Yılmaz, havalimanına ulaştıktan sonra Tabur Komutanı Fatih Şahin'in "Ankara'ya ilk etapta 1. ve 3. timler gidecek." emrini verdiğini söyledi.
Mahkeme Başkanı İsmail Ademoğlu'nun "Neden 1. ve 3. timleri seçti?" sorusuna Yılmaz, "Birinci tim mevcut olarak daha kalabalık, en kıdemli tim komutanı da benim. İkinci timin komutanı yeni tayin olmuş, genç bir arkadaş. Üçüncü tim ise keskin nişancılar da olan destek timi." yanıtını verdi.
Şahin'in uçaklar için yerden işaretleme yapılan bazı malzemelerin de alınmasını istediğini belirten Yılmaz, bu cihazların Ankara'da kullanılacak olmasını anlayamadığını söyledi. Yılmaz, "Bu cihazları kullanmak için Ankara'nın ele geçirilmiş olması gerekirdi." dedi.
"Terzi inmedi, bekledi"
Sonrasında uçağa geçtiklerini, Semih Terzi'nin de uçağa bindiğini ifade eden Yılmaz, şöyle devam etti:
"Ben tabur komutanından şüpheleniyordum. Semih Terzi'yi görünce ben rahatladım. 15 Temmuz gecesi Terzi'nin uçağa bindiğini görünce, 'Tamam ben Fatih Şahin'den şüphelendim ama Semih Terzi'den bir şey çıkmaz.' dedim. Terzi ile birlikte görev yaptık.
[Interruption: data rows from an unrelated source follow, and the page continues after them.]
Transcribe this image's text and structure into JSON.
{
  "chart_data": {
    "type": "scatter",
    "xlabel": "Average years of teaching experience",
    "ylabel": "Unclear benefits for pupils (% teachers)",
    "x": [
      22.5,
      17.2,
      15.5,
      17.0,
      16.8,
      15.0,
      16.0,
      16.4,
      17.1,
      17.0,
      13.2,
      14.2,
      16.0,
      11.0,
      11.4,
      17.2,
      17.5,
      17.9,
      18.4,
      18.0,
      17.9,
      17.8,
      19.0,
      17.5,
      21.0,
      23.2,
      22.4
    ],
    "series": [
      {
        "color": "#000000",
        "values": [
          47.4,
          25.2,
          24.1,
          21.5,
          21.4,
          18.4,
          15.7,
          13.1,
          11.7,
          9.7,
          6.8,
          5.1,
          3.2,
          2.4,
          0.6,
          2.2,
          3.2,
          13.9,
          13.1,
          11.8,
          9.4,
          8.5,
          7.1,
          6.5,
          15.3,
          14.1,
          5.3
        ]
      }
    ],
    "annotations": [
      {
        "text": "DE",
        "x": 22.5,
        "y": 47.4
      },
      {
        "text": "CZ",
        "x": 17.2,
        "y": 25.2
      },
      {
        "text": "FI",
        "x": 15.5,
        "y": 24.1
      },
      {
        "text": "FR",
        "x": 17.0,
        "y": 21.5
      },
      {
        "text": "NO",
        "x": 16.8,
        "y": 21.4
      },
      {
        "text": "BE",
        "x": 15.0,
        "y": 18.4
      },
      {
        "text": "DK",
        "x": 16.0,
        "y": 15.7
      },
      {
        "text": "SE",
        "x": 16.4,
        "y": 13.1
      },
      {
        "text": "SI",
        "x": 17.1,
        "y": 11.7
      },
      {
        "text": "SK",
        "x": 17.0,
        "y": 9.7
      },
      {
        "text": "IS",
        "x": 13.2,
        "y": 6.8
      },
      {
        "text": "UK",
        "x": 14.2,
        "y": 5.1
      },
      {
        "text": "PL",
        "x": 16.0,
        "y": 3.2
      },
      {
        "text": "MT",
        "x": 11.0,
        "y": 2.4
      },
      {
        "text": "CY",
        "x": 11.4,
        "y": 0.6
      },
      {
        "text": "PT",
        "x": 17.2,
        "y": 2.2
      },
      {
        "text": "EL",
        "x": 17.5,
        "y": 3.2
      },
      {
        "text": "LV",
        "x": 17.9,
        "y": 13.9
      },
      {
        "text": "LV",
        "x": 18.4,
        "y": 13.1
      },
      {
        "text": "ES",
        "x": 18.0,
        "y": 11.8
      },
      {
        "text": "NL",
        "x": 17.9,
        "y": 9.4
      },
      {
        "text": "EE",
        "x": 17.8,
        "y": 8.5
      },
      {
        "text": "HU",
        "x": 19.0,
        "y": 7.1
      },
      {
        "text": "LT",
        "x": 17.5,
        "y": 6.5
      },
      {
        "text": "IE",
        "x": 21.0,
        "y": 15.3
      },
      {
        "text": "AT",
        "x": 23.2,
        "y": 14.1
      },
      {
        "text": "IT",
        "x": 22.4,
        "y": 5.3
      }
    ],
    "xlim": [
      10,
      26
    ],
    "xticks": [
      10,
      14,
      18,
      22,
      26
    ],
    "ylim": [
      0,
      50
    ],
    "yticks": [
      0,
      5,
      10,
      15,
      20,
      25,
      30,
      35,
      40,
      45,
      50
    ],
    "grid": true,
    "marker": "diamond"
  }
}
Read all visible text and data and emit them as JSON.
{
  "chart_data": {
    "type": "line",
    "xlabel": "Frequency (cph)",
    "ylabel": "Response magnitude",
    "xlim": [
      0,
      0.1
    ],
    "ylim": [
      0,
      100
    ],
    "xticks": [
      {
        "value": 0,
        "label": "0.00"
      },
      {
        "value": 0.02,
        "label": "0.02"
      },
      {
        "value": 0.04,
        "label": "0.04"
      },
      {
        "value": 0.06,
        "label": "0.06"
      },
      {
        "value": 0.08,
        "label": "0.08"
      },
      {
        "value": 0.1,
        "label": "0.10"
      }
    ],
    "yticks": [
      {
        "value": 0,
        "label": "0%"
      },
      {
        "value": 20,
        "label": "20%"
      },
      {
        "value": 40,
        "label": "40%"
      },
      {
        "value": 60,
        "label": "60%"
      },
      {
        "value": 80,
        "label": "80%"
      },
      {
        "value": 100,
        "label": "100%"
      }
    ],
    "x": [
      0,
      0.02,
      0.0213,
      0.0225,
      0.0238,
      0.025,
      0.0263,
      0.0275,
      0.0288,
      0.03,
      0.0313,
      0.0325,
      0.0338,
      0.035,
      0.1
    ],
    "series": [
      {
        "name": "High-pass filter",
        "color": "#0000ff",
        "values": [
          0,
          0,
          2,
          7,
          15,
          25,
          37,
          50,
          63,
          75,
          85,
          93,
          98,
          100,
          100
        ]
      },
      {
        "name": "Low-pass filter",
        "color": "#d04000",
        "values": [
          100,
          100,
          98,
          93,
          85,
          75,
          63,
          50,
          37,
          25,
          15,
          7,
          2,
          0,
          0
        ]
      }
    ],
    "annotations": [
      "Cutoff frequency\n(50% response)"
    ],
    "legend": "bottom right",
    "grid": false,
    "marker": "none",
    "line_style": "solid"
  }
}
Arayıp da bulamayacağız bir komutan Semih Terzi, çok düzgün biridir. Yere indiğimizde çatışabileceğimiz söylendi, bende tekrar şüpheler arttı. Tabur komutanı, 'Aşağı indiğimiz zaman uçağın emniyetini alacaksın.' dedi. 'Komutanım askeri havalimanında neyin emniyetini alacağım?' dedim. 'Her şey olabilir' dedi. 'Üniforma giyenler bizim için tehdit mi?' dedim. 'Olabilir' dedi. 'Emredersiniz' dedim, yanından ayrıldım."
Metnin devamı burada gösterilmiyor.